Early on in the pandemic lockdown there was a general business panic on how we’re going to move workers remote, especially the tech infrastructure-heavy tasks of call centers and IT hosting. When it turned out to be doable, there was a sigh of relief, and business opportunity to cut costs with travel and office space maintenance. No need to stock the coffee machines or reboot the router on the 5th floor!
Early media reports were how productive everyone was going to be, and employees will want to work remotely forever! No more offices. Though prior research on remote work productivity was available, and several examples of fully remote businesses existed (though some may not be the best poster children). Didn’t we just go through the stop work-from-home debate?
As time went on, pandemic fatigue and work-from-home fatigue set in. Satya Nadella, Microsoft CEO, suggested the counter opinion. Maybe the productivity boost was due to everyone working 14 hour days, reacting to the latest ding on email or chat since the office was right there in the kitchen. Maybe there is no productivity boost–work is getting done, code is written, deliverables are delivered; but ultimately there will be rework because something got missed between the silos.
Another problem with the remote work future is that it isn’t equally distributed. Obviously it is for knowledge workers, not the grocery workers or delivery drivers. Some is due to the lockdown — closing schools and daycares makes parents less productive, and extends their day as they fit in work around nap and sleep times. Social isolation takes a toll on singles, though in some cases married couples have a hard time as well. Residential internet reliability affects team members differently. I don’t think I have been in one Zoom meeting (and I am typically in them 3-5 hours a day) where there was no dropout or freeze on someone’s end. How many hours of lost productivity will be attributed to “Hey you’re on Mute…”
Now I’m seeing nuanced articles and studies about remote work. Never underestimate our ability to return to status quo, though we already knew the workplace had to change.
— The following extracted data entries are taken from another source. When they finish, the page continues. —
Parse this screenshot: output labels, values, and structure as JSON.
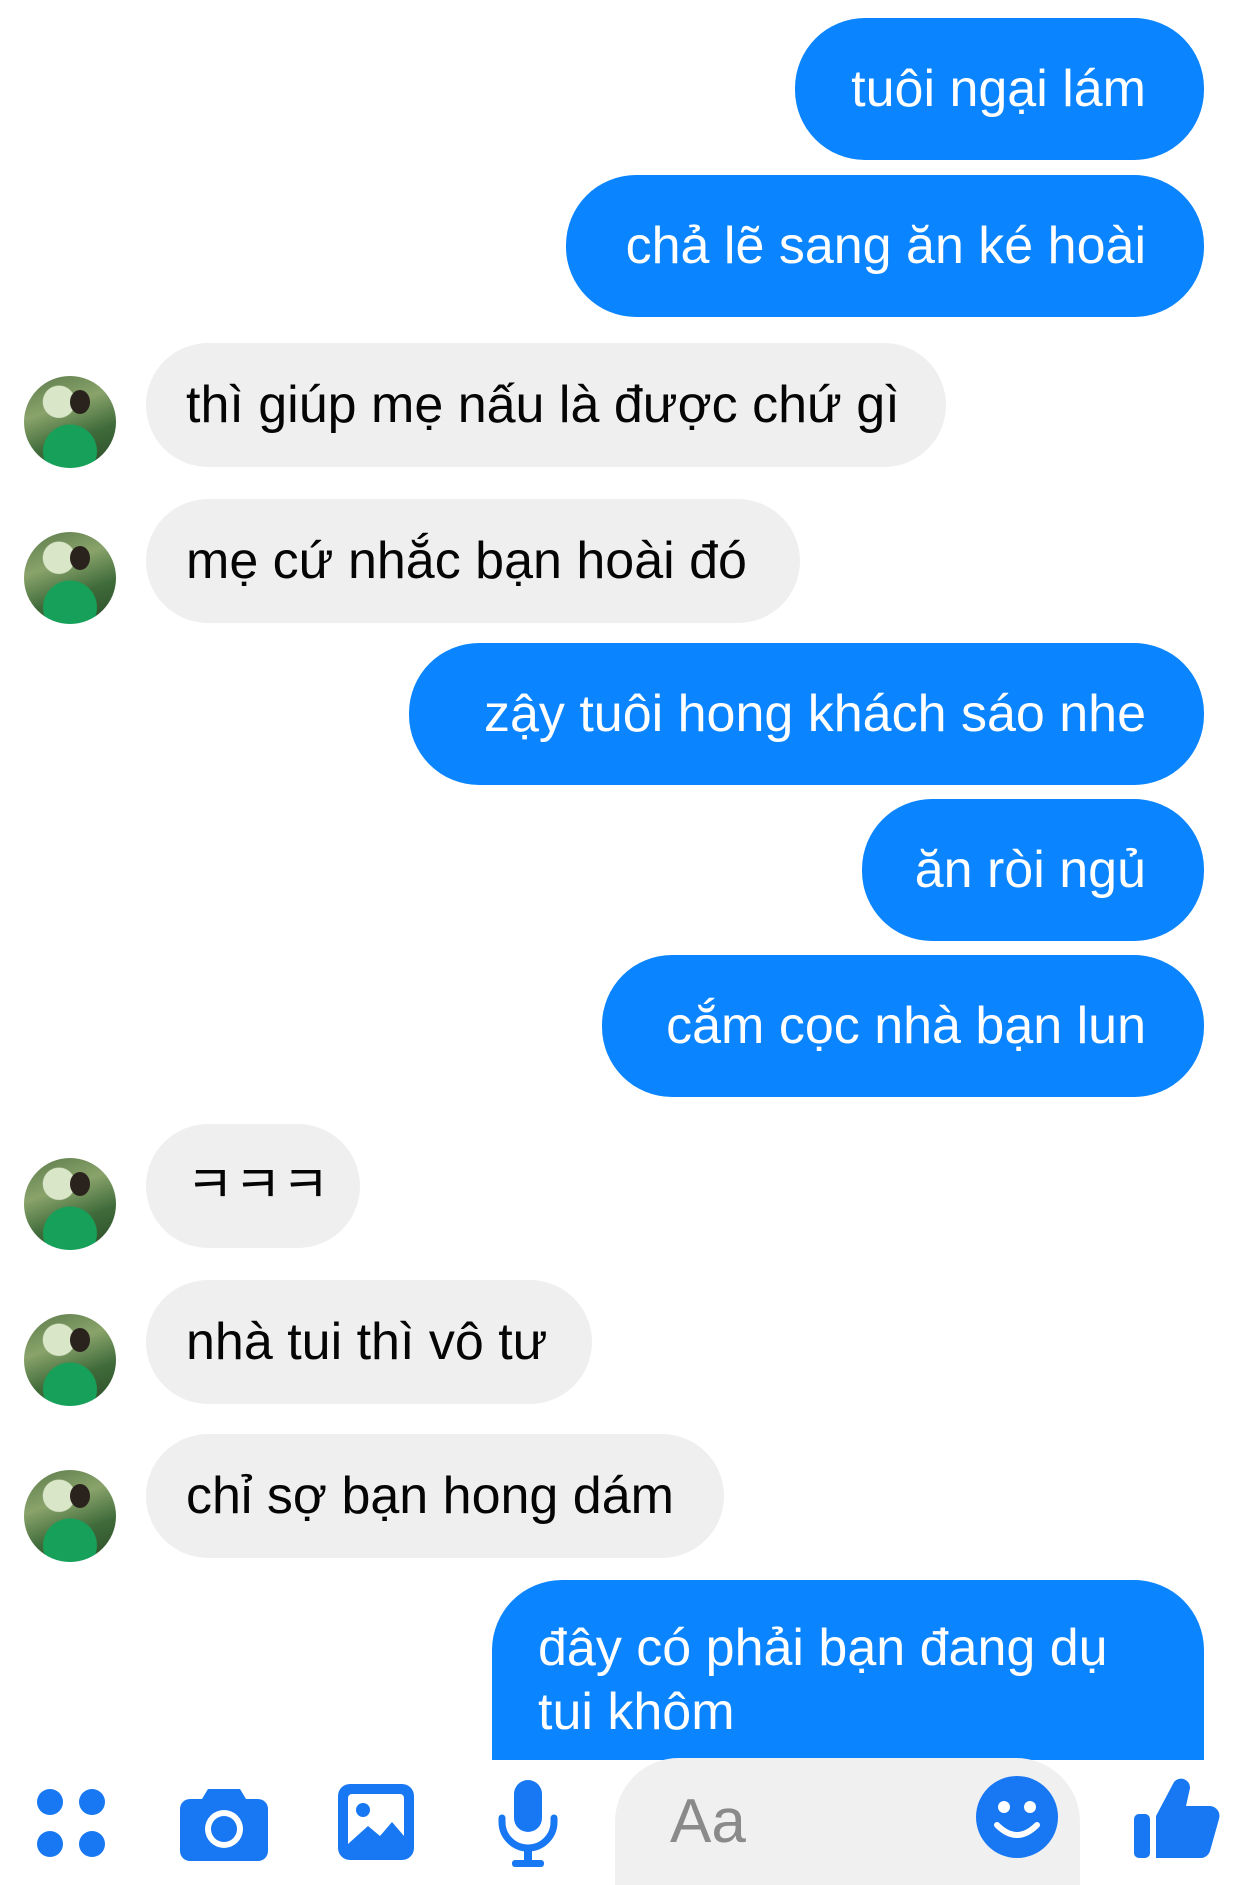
{
  "messages": [
    {
      "dir": "sent",
      "text": "tuôi ngại lám"
    },
    {
      "dir": "sent",
      "text": "chả lẽ sang ăn ké hoài"
    },
    {
      "dir": "received",
      "text": "thì giúp mẹ nấu là được chứ gì"
    },
    {
      "dir": "received",
      "text": "mẹ cứ nhắc bạn hoài đó"
    },
    {
      "dir": "sent",
      "text": "zậy tuôi hong khách sáo nhe"
    },
    {
      "dir": "sent",
      "text": "ăn ròi ngủ"
    },
    {
      "dir": "sent",
      "text": "cắm cọc nhà bạn lun"
    },
    {
      "dir": "received",
      "text": "ㅋㅋㅋ"
    },
    {
      "dir": "received",
      "text": "nhà tui thì vô tư"
    },
    {
      "dir": "received",
      "text": "chỉ sợ bạn hong dám"
    },
    {
      "dir": "sent",
      "text": "đây có phải bạn đang dụ tui khôm"
    }
  ],
  "composer": {
    "placeholder": "Aa"
  },
  "toolbar": {
    "icons": [
      "apps-icon",
      "camera-icon",
      "photo-icon",
      "microphone-icon",
      "emoji-icon",
      "thumbs-up-icon"
    ]
  },
  "colors": {
    "sent_bubble": "#0a84ff",
    "received_bubble": "#efefef",
    "icon_blue": "#1877f2"
  }
}
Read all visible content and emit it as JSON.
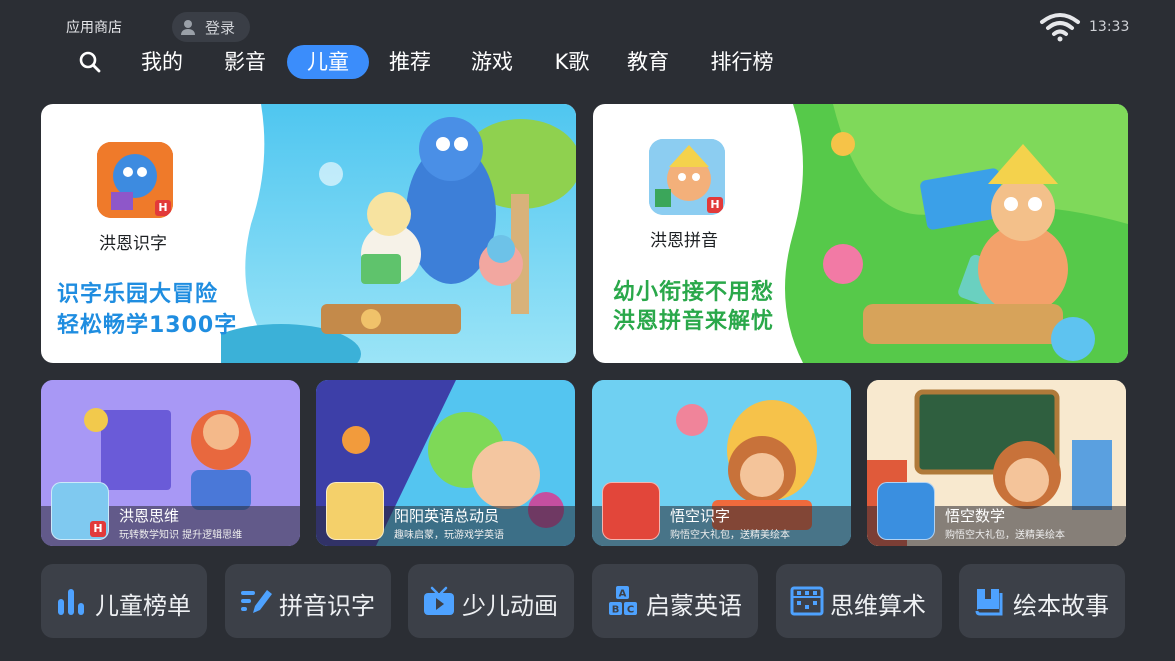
{
  "header": {
    "store_name": "应用商店",
    "login_label": "登录",
    "time": "13:33"
  },
  "nav": {
    "tabs": [
      {
        "label": "我的"
      },
      {
        "label": "影音"
      },
      {
        "label": "儿童",
        "active": true
      },
      {
        "label": "推荐"
      },
      {
        "label": "游戏"
      },
      {
        "label": "K歌"
      },
      {
        "label": "教育"
      },
      {
        "label": "排行榜"
      }
    ]
  },
  "banners": [
    {
      "app_name": "洪恩识字",
      "badge": "H",
      "slogan_lines": [
        "识字乐园大冒险",
        "轻松畅学1300字"
      ]
    },
    {
      "app_name": "洪恩拼音",
      "badge": "H",
      "slogan_lines": [
        "幼小衔接不用愁",
        "洪恩拼音来解忧"
      ]
    }
  ],
  "small_cards": [
    {
      "title": "洪恩思维",
      "subtitle": "玩转数学知识 提升逻辑思维",
      "badge": "H"
    },
    {
      "title": "阳阳英语总动员",
      "subtitle": "趣味启蒙，玩游戏学英语"
    },
    {
      "title": "悟空识字",
      "subtitle": "购悟空大礼包，送精美绘本"
    },
    {
      "title": "悟空数学",
      "subtitle": "购悟空大礼包，送精美绘本"
    }
  ],
  "quick_links": [
    {
      "label": "儿童榜单",
      "icon": "bar-chart-icon"
    },
    {
      "label": "拼音识字",
      "icon": "pencil-icon"
    },
    {
      "label": "少儿动画",
      "icon": "tv-play-icon"
    },
    {
      "label": "启蒙英语",
      "icon": "abc-blocks-icon"
    },
    {
      "label": "思维算术",
      "icon": "abacus-icon"
    },
    {
      "label": "绘本故事",
      "icon": "book-icon"
    }
  ],
  "colors": {
    "background": "#2b2e34",
    "active_tab": "#3b8dfb",
    "slogan_blue": "#1f8de0",
    "slogan_green": "#2aa84a"
  }
}
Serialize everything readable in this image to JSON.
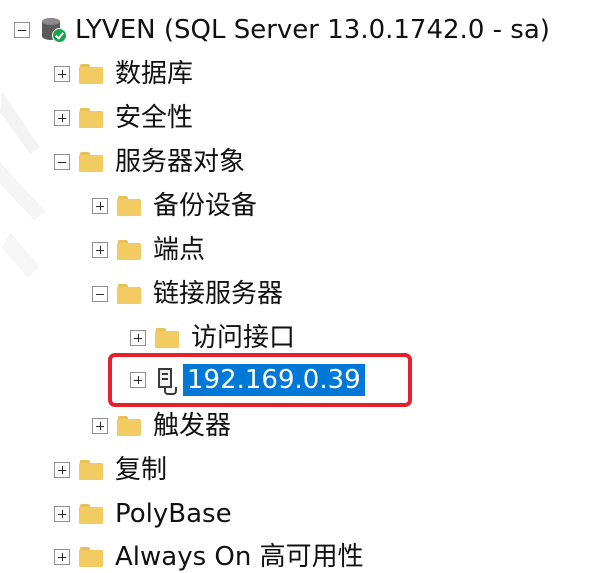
{
  "tree": {
    "root": {
      "label": "LYVEN (SQL Server 13.0.1742.0 - sa)",
      "state": "expanded",
      "icon": "server-connected-icon"
    },
    "items": [
      {
        "label": "数据库",
        "state": "collapsed",
        "icon": "folder-icon"
      },
      {
        "label": "安全性",
        "state": "collapsed",
        "icon": "folder-icon"
      },
      {
        "label": "服务器对象",
        "state": "expanded",
        "icon": "folder-icon",
        "children": [
          {
            "label": "备份设备",
            "state": "collapsed",
            "icon": "folder-icon"
          },
          {
            "label": "端点",
            "state": "collapsed",
            "icon": "folder-icon"
          },
          {
            "label": "链接服务器",
            "state": "expanded",
            "icon": "folder-icon",
            "children": [
              {
                "label": "访问接口",
                "state": "collapsed",
                "icon": "folder-icon"
              },
              {
                "label": "192.169.0.39",
                "state": "collapsed",
                "icon": "linked-server-icon",
                "selected": true
              }
            ]
          },
          {
            "label": "触发器",
            "state": "collapsed",
            "icon": "folder-icon"
          }
        ]
      },
      {
        "label": "复制",
        "state": "collapsed",
        "icon": "folder-icon"
      },
      {
        "label": "PolyBase",
        "state": "collapsed",
        "icon": "folder-icon"
      },
      {
        "label": "Always On 高可用性",
        "state": "collapsed",
        "icon": "folder-icon"
      }
    ]
  },
  "colors": {
    "selection": "#0078d7",
    "highlight_box": "#e8202e",
    "folder": "#f2cc62"
  }
}
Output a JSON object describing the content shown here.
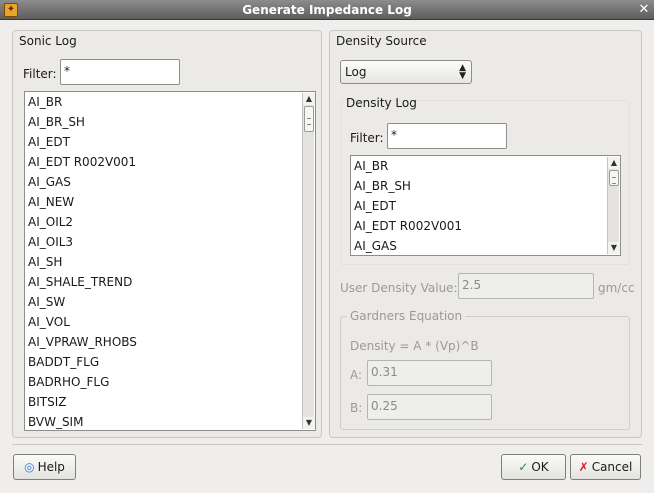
{
  "window": {
    "title": "Generate Impedance Log",
    "close_glyph": "✕",
    "app_icon": "app-icon"
  },
  "sonic": {
    "group_label": "Sonic Log",
    "filter_label": "Filter:",
    "filter_value": "*",
    "items": [
      "AI_BR",
      "AI_BR_SH",
      "AI_EDT",
      "AI_EDT R002V001",
      "AI_GAS",
      "AI_NEW",
      "AI_OIL2",
      "AI_OIL3",
      "AI_SH",
      "AI_SHALE_TREND",
      "AI_SW",
      "AI_VOL",
      "AI_VPRAW_RHOBS",
      "BADDT_FLG",
      "BADRHO_FLG",
      "BITSIZ",
      "BVW_SIM"
    ]
  },
  "density_source": {
    "group_label": "Density Source",
    "selected": "Log"
  },
  "density_log": {
    "group_label": "Density Log",
    "filter_label": "Filter:",
    "filter_value": "*",
    "items": [
      "AI_BR",
      "AI_BR_SH",
      "AI_EDT",
      "AI_EDT R002V001",
      "AI_GAS"
    ]
  },
  "user_density": {
    "label": "User Density Value:",
    "value": "2.5",
    "unit": "gm/cc"
  },
  "gardners": {
    "group_label": "Gardners Equation",
    "equation": "Density = A * (Vp)^B",
    "a_label": "A:",
    "a_value": "0.31",
    "b_label": "B:",
    "b_value": "0.25"
  },
  "buttons": {
    "help": "Help",
    "ok": "OK",
    "cancel": "Cancel"
  },
  "colors": {
    "ok_check": "#2e8b2e",
    "cancel_x": "#cc2222",
    "help_icon": "#3a7bd5"
  }
}
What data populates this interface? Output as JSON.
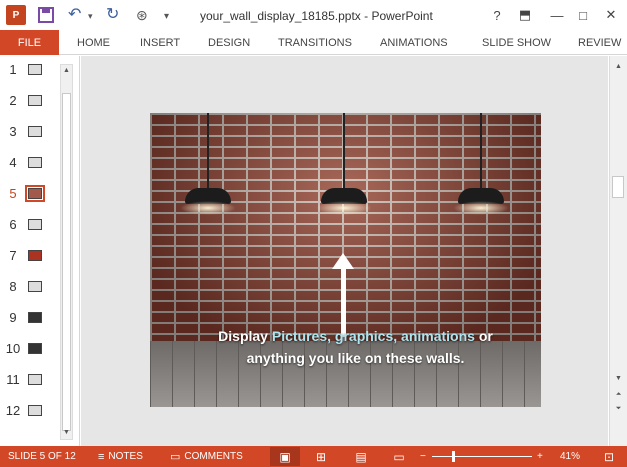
{
  "window": {
    "title": "your_wall_display_18185.pptx - PowerPoint",
    "logo_letter": "P",
    "help": "?",
    "restore_ribbon": "⬒",
    "minimize": "—",
    "maximize": "□",
    "close": "✕"
  },
  "quick_access": {
    "save": "save-icon",
    "undo": "↶",
    "undo_dropdown": "▾",
    "redo": "↻",
    "present": "⊛",
    "more": "▾"
  },
  "ribbon": {
    "file": "FILE",
    "tabs": [
      "HOME",
      "INSERT",
      "DESIGN",
      "TRANSITIONS",
      "ANIMATIONS",
      "SLIDE SHOW",
      "REVIEW"
    ]
  },
  "thumbnails": {
    "items": [
      {
        "num": "1"
      },
      {
        "num": "2"
      },
      {
        "num": "3"
      },
      {
        "num": "4"
      },
      {
        "num": "5",
        "active": true
      },
      {
        "num": "6"
      },
      {
        "num": "7"
      },
      {
        "num": "8"
      },
      {
        "num": "9"
      },
      {
        "num": "10"
      },
      {
        "num": "11"
      },
      {
        "num": "12"
      }
    ]
  },
  "slide": {
    "text_line1_prefix": "Display ",
    "text_line1_highlight": "Pictures, graphics, animations",
    "text_line1_suffix": " or",
    "text_line2": "anything you like on these walls."
  },
  "statusbar": {
    "slide_info": "SLIDE 5 OF 12",
    "notes": "NOTES",
    "comments": "COMMENTS",
    "zoom_out": "−",
    "zoom_in": "+",
    "zoom": "41%",
    "accent": "#d24726"
  }
}
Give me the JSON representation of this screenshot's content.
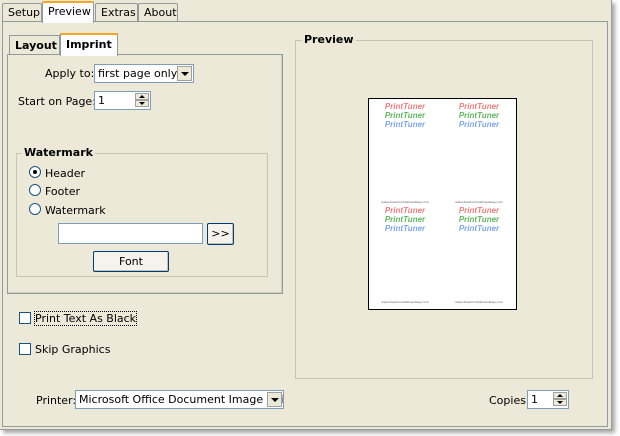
{
  "tabs": {
    "setup": "Setup",
    "preview": "Preview",
    "extras": "Extras",
    "about": "About"
  },
  "inner_tabs": {
    "layout": "Layout",
    "imprint": "Imprint"
  },
  "imprint": {
    "apply_to_label": "Apply to:",
    "apply_to_value": "first page only",
    "start_page_label": "Start on Page:",
    "start_page_value": "1"
  },
  "watermark": {
    "title": "Watermark",
    "options": [
      "Header",
      "Footer",
      "Watermark"
    ],
    "selected": "Header",
    "text_value": "",
    "more_button": ">>",
    "font_button": "Font"
  },
  "options": {
    "print_text_black": "Print Text As Black",
    "skip_graphics": "Skip Graphics"
  },
  "preview": {
    "title": "Preview",
    "watermark_lines": [
      "PrintTuner",
      "PrintTuner",
      "PrintTuner"
    ],
    "url_text": "www.dreamindustriesdewy.com",
    "colors": [
      "#e47f7f",
      "#63b463",
      "#7fa7e4"
    ]
  },
  "footer": {
    "printer_label": "Printer:",
    "printer_value": "Microsoft Office Document Image Writer",
    "copies_label": "Copies:",
    "copies_value": "1"
  }
}
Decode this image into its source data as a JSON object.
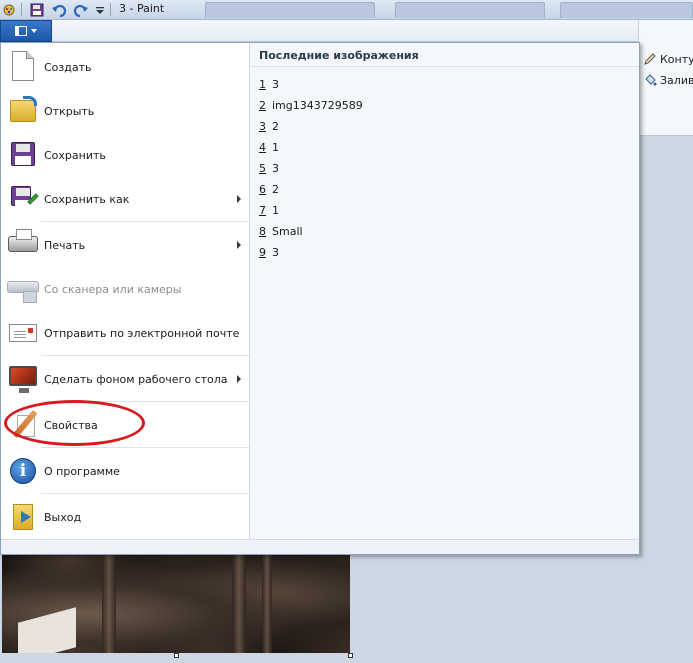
{
  "window": {
    "title": "3 - Paint"
  },
  "ribbon": {
    "outline_label": "Контур",
    "fill_label": "Заливка"
  },
  "app_menu": {
    "items": [
      {
        "label": "Создать",
        "icon": "new-document-icon",
        "submenu": false,
        "enabled": true
      },
      {
        "label": "Открыть",
        "icon": "open-folder-icon",
        "submenu": false,
        "enabled": true
      },
      {
        "label": "Сохранить",
        "icon": "save-icon",
        "submenu": false,
        "enabled": true
      },
      {
        "label": "Сохранить как",
        "icon": "save-as-icon",
        "submenu": true,
        "enabled": true
      },
      {
        "label": "Печать",
        "icon": "printer-icon",
        "submenu": true,
        "enabled": true
      },
      {
        "label": "Со сканера или камеры",
        "icon": "scanner-icon",
        "submenu": false,
        "enabled": false
      },
      {
        "label": "Отправить по электронной почте",
        "icon": "email-icon",
        "submenu": false,
        "enabled": true
      },
      {
        "label": "Сделать фоном рабочего стола",
        "icon": "desktop-background-icon",
        "submenu": true,
        "enabled": true
      },
      {
        "label": "Свойства",
        "icon": "properties-icon",
        "submenu": false,
        "enabled": true
      },
      {
        "label": "О программе",
        "icon": "info-icon",
        "submenu": false,
        "enabled": true
      },
      {
        "label": "Выход",
        "icon": "exit-icon",
        "submenu": false,
        "enabled": true
      }
    ],
    "recent": {
      "title": "Последние изображения",
      "items": [
        {
          "num": "1",
          "name": "3"
        },
        {
          "num": "2",
          "name": "img1343729589"
        },
        {
          "num": "3",
          "name": "2"
        },
        {
          "num": "4",
          "name": "1"
        },
        {
          "num": "5",
          "name": "3"
        },
        {
          "num": "6",
          "name": "2"
        },
        {
          "num": "7",
          "name": "1"
        },
        {
          "num": "8",
          "name": "Small"
        },
        {
          "num": "9",
          "name": "3"
        }
      ]
    }
  },
  "colors": {
    "menu_button": "#1d57a8",
    "highlight_circle": "#d8191f"
  }
}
Open office workplaces are just evil; companies being cheap but promoting them as collaborative. Pre-lockdown the most frequent request to work from home was “so I can focus” (next being waiting for a package…). The 9-5, 40-hour workweek is also ripe for change (having worked 4-day weeks at USAA decades ago I know this).
Getting to the point — remote design work is problematic. Creative types need real-time collaboration and shared workspaces (like our Q2 studio) to post artifacts and comment on other’s work. Being able to share insights beyond your team as you see someone in the hallway and strike up random conversations goes missing as we have to schedule time on Zoom, and typically have no idea what is going on in the other silos around the organization.
Remote tools work to some degree, but still stifle open collaboration. ‘Side conversations’ are impossible in Zoom, unless you force them (breakout room). We use Abstract to do asynchronous design critique on each other’s design, Miro or LucidChart to collaborate with shared whiteboard, and Teams chat to get answers or consensus quickly.
Future of Remote Design as I see it will involve targeted in-person collaboration sessions (one day a week at minimum, but could be weeks as we are in discovery for new concepts–like ‘offsites’ in the past) and at-home ‘heads down’ delivery work free from meetings or distractions. Either way more communication, documentation, and sharing.